L’Ultima Cena. Non nell’orto degli ulivi, ma dietro le porte di un palazzo signorile, all’interno di una sala dagli alti soffitti decorati, con un viavai di valletti carichi di cibarie. E intorno a una tavola riccamente imbandita, cui Gesù e i discepoli fanno quasi da cornice.
Sulla tovaglia e in larghi piatti da portata, le testimonianze di un’abbondanza e di una varietà alimentare e agricola coeve alla realizzazione dell’opera, quindi tardo-settecentesche. L’Ultima Cena del Sacro Monte di Varallo, diorama in scala 1:1 abitato da statue-manichino quattrocentesche in legno rivestite di stoffa gessate e dipinte, è al tempo stesso sacra rappresentazione e spaccato di vita.
Grazie all’umanità e al potere del cibo condiviso, coloratissimo e realistico, ecco uno sguardo su una scena educativa e straordinariamente ricca di suggestioni.
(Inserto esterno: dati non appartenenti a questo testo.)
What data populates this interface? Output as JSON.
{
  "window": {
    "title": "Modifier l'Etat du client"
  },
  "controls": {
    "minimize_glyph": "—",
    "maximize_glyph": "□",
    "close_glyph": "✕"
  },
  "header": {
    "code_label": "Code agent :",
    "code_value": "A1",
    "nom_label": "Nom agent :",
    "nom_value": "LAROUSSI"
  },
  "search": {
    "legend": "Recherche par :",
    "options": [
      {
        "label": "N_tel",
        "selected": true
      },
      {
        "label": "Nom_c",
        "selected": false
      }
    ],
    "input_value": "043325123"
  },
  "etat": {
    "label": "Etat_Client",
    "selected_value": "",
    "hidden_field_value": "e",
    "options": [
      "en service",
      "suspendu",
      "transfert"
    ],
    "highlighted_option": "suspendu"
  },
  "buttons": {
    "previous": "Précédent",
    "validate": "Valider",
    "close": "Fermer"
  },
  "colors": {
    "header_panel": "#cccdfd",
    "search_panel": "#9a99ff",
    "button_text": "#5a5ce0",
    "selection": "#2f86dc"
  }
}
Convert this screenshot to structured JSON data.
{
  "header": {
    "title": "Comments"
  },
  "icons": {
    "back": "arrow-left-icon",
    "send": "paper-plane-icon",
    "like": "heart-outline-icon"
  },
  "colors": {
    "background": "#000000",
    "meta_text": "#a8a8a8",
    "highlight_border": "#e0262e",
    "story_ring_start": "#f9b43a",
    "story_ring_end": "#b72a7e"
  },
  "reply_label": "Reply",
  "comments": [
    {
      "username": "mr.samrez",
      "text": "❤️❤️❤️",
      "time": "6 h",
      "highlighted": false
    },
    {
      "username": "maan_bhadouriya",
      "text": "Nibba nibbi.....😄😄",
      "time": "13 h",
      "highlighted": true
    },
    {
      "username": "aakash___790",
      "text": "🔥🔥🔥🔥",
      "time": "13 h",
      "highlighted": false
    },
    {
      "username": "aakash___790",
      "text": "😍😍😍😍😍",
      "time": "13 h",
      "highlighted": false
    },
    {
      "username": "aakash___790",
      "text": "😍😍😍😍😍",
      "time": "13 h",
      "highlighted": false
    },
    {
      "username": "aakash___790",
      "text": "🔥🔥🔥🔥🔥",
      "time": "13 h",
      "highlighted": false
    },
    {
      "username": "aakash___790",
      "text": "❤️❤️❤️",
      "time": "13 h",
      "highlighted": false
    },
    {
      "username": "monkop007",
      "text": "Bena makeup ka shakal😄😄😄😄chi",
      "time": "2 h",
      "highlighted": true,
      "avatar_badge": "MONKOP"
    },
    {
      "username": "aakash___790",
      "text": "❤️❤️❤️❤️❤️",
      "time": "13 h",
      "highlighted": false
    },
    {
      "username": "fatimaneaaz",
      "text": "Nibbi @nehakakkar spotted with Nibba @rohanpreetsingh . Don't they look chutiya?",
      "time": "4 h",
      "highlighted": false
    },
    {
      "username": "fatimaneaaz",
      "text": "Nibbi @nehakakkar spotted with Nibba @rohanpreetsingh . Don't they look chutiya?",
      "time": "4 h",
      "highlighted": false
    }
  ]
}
C’è l’uva, l’uva Nebbiolo, riconoscibile. Ci sono frutti freschi impilati a piramide: pere, mele, fichi maturi, le ciliegie asprigne che nella valle chiamano i sarisöi. C’è una grossa fetta di formaggio, così straordinariamente simile alle tome valligiane. Ci sono uova sode – l’uovo, prefigurazione simbolica della resurrezione. Immancabili, ci sono pani di segale sparsi, proprio quei duri pani montanari e ci sono grossi pesci, apparentemente belle trote di fiume su vassoi. Ci sono anche gamberi, spesso presenti nei Sacri Monti, piatto quaresimale. E ci sono noci, scorta preziosa, frutto oleoso, nutriente, che dà un suo olio.
Questa è la rappresentazione che ci restituisce il Sacro Monte di Varallo nella cappella XX. Che non è una cappella immersiva, di quelle che il visitatore percorre quasi sfiorando i personaggi, ma un affaccio dietro una finestra a griglia che solo eccezionalmente viene aperta. Altrimenti, di solito, si è destinati a vedere e vivere questa tappa del pellegrinaggio stando fuori, quasi esclusi dalla scena, meditabondi e verosimilmente affamati.